Tom Swift in the Caves of Ice
- Author: Victor Appleton
- Original title: Tom Swift in the Caves of Ice, or, The Wreck of the Airship
- Language: English
- Series: Tom Swift
- Genre: Young adult novel Adventure novel
- Publisher: Grosset & Dunlap
- Publication date: 1911
- Publication place: United States
- Media type: Print (hardback & paperback)
- Pages: 200+ pp
- ISBN: 978-1514825693
- Preceded by: Tom Swift Among the Diamond Makers
- Followed by: Tom Swift and His Sky Racer
- Text: Tom Swift in the Caves of Ice at Wikisource

= Tom Swift in the Caves of Ice =

1911 novel by Victor Appleton

Tom Swift in the Caves of Ice, or, The Wreck of the Airship, is Volume 8 in the original Tom Swift novel series published by Grosset & Dunlap.

==Plot summary==

Tom Swift & friends journey to the Arctic in his custom airship to seek for the legendary Valley of Gold. When his map is stolen by his longtime nemesis, Andy Foger, who has himself built a competing airship, the race is on across frigid Alaska to see who will be the first to find the limitless fortune.
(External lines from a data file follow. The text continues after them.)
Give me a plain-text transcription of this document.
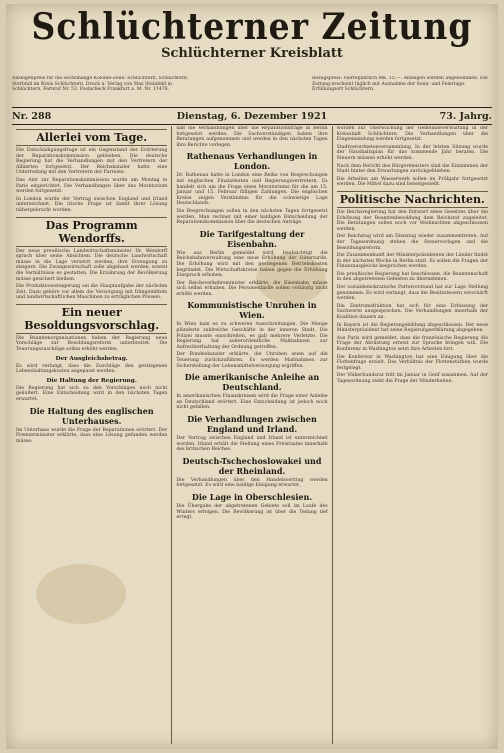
Schlüchterner Zeitung
Schlüchterner Kreisblatt
Anzeigenpreis für die sechsmalige Kolonel-Zeile: Schlüchtern, Schlüchtern, Sterbfall im Kreis Schlüchtern. Druck u. Verlag von Max Steinfeld in Schlüchtern, Fernruf Nr. 53. Postscheck Frankfurt a. M. Nr. 11478.
Bezugspreis: Vierteljährlich Mk. 15.—. Anzeigen werden angenommen. Die Zeitung erscheint täglich mit Ausnahme der Sonn- und Feiertage. Erfüllungsort Schlüchtern.
Nr. 288	Dienstag, 6. Dezember 1921	73. Jahrg.
Allerlei vom Tage.
Die Entschädigungsfrage ist ein Gegenstand der Erörterung der Reparationskommission geblieben. Die deutsche Regierung hat die Verhandlungen mit den Vertretern der Alliierten fortgesetzt. Der Reichskanzler hatte eine Unterredung mit den Vertretern der Parteien.
Das Amt zur Reparationskommission wurde am Montag in Paris eingerichtet. Die Verhandlungen über das Moratorium werden fortgesetzt.
In London wurde der Vertrag zwischen England und Irland unterzeichnet. Die irische Frage ist damit ihrer Lösung nähergebracht worden.
Das Programm Wendorffs.
Der neue preußische Landwirtschaftsminister Dr. Wendorff sprach über seine Absichten. Die deutsche Landwirtschaft müsse in die Lage versetzt werden, ihre Erzeugung zu steigern. Die Zwangswirtschaft solle abgebaut werden, soweit die Verhältnisse es gestatten. Die Ernährung der Bevölkerung müsse gesichert bleiben.
Die Produktionssteigerung sei die Hauptaufgabe der nächsten Zeit. Dazu gehöre vor allem die Versorgung mit Düngemitteln und landwirtschaftlichen Maschinen zu erträglichen Preisen.
Ein neuer Besoldungsvorschlag.
Die Beamtenorganisationen haben der Regierung neue Vorschläge zur Besoldungsreform unterbreitet. Die Teuerungszuschläge sollen erhöht werden.
Der Ausgleichsbetrag.
Es wird verlangt, dass die Zuschläge den gestiegenen Lebenshaltungskosten angepasst werden.
Die Haltung der Regierung.
Die Regierung hat sich zu den Vorschlägen noch nicht geäußert. Eine Entscheidung wird in den nächsten Tagen erwartet.
Die Haltung des englischen Unterhauses.
Im Unterhaus wurde die Frage der Reparationen erörtert. Der Premierminister erklärte, dass eine Lösung gefunden werden müsse.
daß die Verhandlungen über die Reparationsfrage in Berlin fortgesetzt werden. Die Sachverständigen haben ihre Beratungen aufgenommen und werden in den nächsten Tagen ihre Berichte vorlegen.
Rathenaus Verhandlungen in London.
Dr. Rathenau hatte in London eine Reihe von Besprechungen mit englischen Finanzleuten und Regierungsvertretern. Es handelt sich um die Frage eines Moratoriums für die am 15. Januar und 15. Februar fälligen Zahlungen. Die englischen Kreise zeigen Verständnis für die schwierige Lage Deutschlands.
Die Besprechungen sollen in den nächsten Tagen fortgesetzt werden. Man rechnet mit einer baldigen Entscheidung der Reparationskommission über die deutschen Anträge.
Die Tarifgestaltung der Eisenbahn.
Wie aus Berlin gemeldet wird, beabsichtigt die Reichsbahnverwaltung eine neue Erhöhung der Gütertarife. Die Erhöhung wird mit den gestiegenen Betriebskosten begründet. Die Wirtschaftskreise haben gegen die Erhöhung Einspruch erhoben.
Der Reichsverkehrsminister erklärte, die Eisenbahn müsse sich selbst erhalten. Die Personentarife sollen vorläufig nicht erhöht werden.
Kommunistische Unruhen in Wien.
In Wien kam es zu schweren Ausschreitungen. Die Menge plünderte zahlreiche Geschäfte in der inneren Stadt. Die Polizei musste einschreiten, es gab mehrere Verletzte. Die Regierung hat außerordentliche Maßnahmen zur Aufrechterhaltung der Ordnung getroffen.
Der Bundeskanzler erklärte, die Unruhen seien auf die Teuerung zurückzuführen. Es werden Maßnahmen zur Sicherstellung der Lebensmittelversorgung ergriffen.
Die amerikanische Anleihe an Deutschland.
In amerikanischen Finanzkreisen wird die Frage einer Anleihe an Deutschland erörtert. Eine Entscheidung ist jedoch noch nicht gefallen.
Die Verhandlungen zwischen England und Irland.
Der Vertrag zwischen England und Irland ist unterzeichnet worden. Irland erhält die Stellung eines Freistaates innerhalb des britischen Reiches.
Deutsch-Tschechoslowakei und der Rheinland.
Die Verhandlungen über den Handelsvertrag werden fortgesetzt. Es wird eine baldige Einigung erwartet.
Die Lage in Oberschlesien.
Die Übergabe der abgetretenen Gebiete soll im Laufe des Winters erfolgen. Die Bevölkerung ist über die Teilung tief erregt.
worden zur Überwachung der Gemeindeverwaltung in der Kreisstadt Schlüchtern. Die Verhandlungen über die Eingemeindung werden fortgesetzt.
Stadtverordnetenversammlung. In der letzten Sitzung wurde der Haushaltsplan für das kommende Jahr beraten. Die Steuern müssen erhöht werden.
Nach dem Bericht des Bürgermeisters sind die Einnahmen der Stadt hinter den Erwartungen zurückgeblieben.
Die Arbeiten am Wasserwerk sollen im Frühjahr fortgesetzt werden. Die Mittel dazu sind bereitgestellt.
Politische Nachrichten.
Die Reichsregierung hat den Entwurf eines Gesetzes über die Erhöhung der Beamtenbesoldung dem Reichsrat zugeleitet. Die Beratungen sollen noch vor Weihnachten abgeschlossen werden.
Der Reichstag wird am Dienstag wieder zusammentreten. Auf der Tagesordnung stehen die Steuervorlagen und die Besoldungsreform.
Die Zusammenkunft der Ministerpräsidenten der Länder findet in der nächsten Woche in Berlin statt. Es sollen die Fragen der Finanzausgleichs besprochen werden.
Die preußische Regierung hat beschlossen, die Beamtenschaft in den abgetretenen Gebieten zu übernehmen.
Der sozialdemokratische Parteivorstand hat zur Lage Stellung genommen. Es wird verlangt, dass die Besitzsteuern verschärft werden.
Die Zentrumsfraktion hat sich für eine Erfassung der Sachwerte ausgesprochen. Die Verhandlungen innerhalb der Koalition dauern an.
In Bayern ist die Regierungsbildung abgeschlossen. Der neue Ministerpräsident hat seine Regierungserklärung abgegeben.
Aus Paris wird gemeldet, dass die französische Regierung die Frage der Abrüstung erneut zur Sprache bringen will. Die Konferenz in Washington setzt ihre Arbeiten fort.
Die Konferenz in Washington hat eine Einigung über die Flottenfrage erzielt. Das Verhältnis der Flottenstärken wurde festgelegt.
Der Völkerbundsrat tritt im Januar in Genf zusammen. Auf der Tagesordnung steht die Frage der Minderheiten.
==Inventions & innovation==

Another story where no major invention is produced by Tom. He did create a special new lifting gas for his airship, needed to overcome the atmospheric problems they may encounter in the Arctic North. As a side-invention, Tom has been working on a new electric rifle, but it is not properly introduced in this story.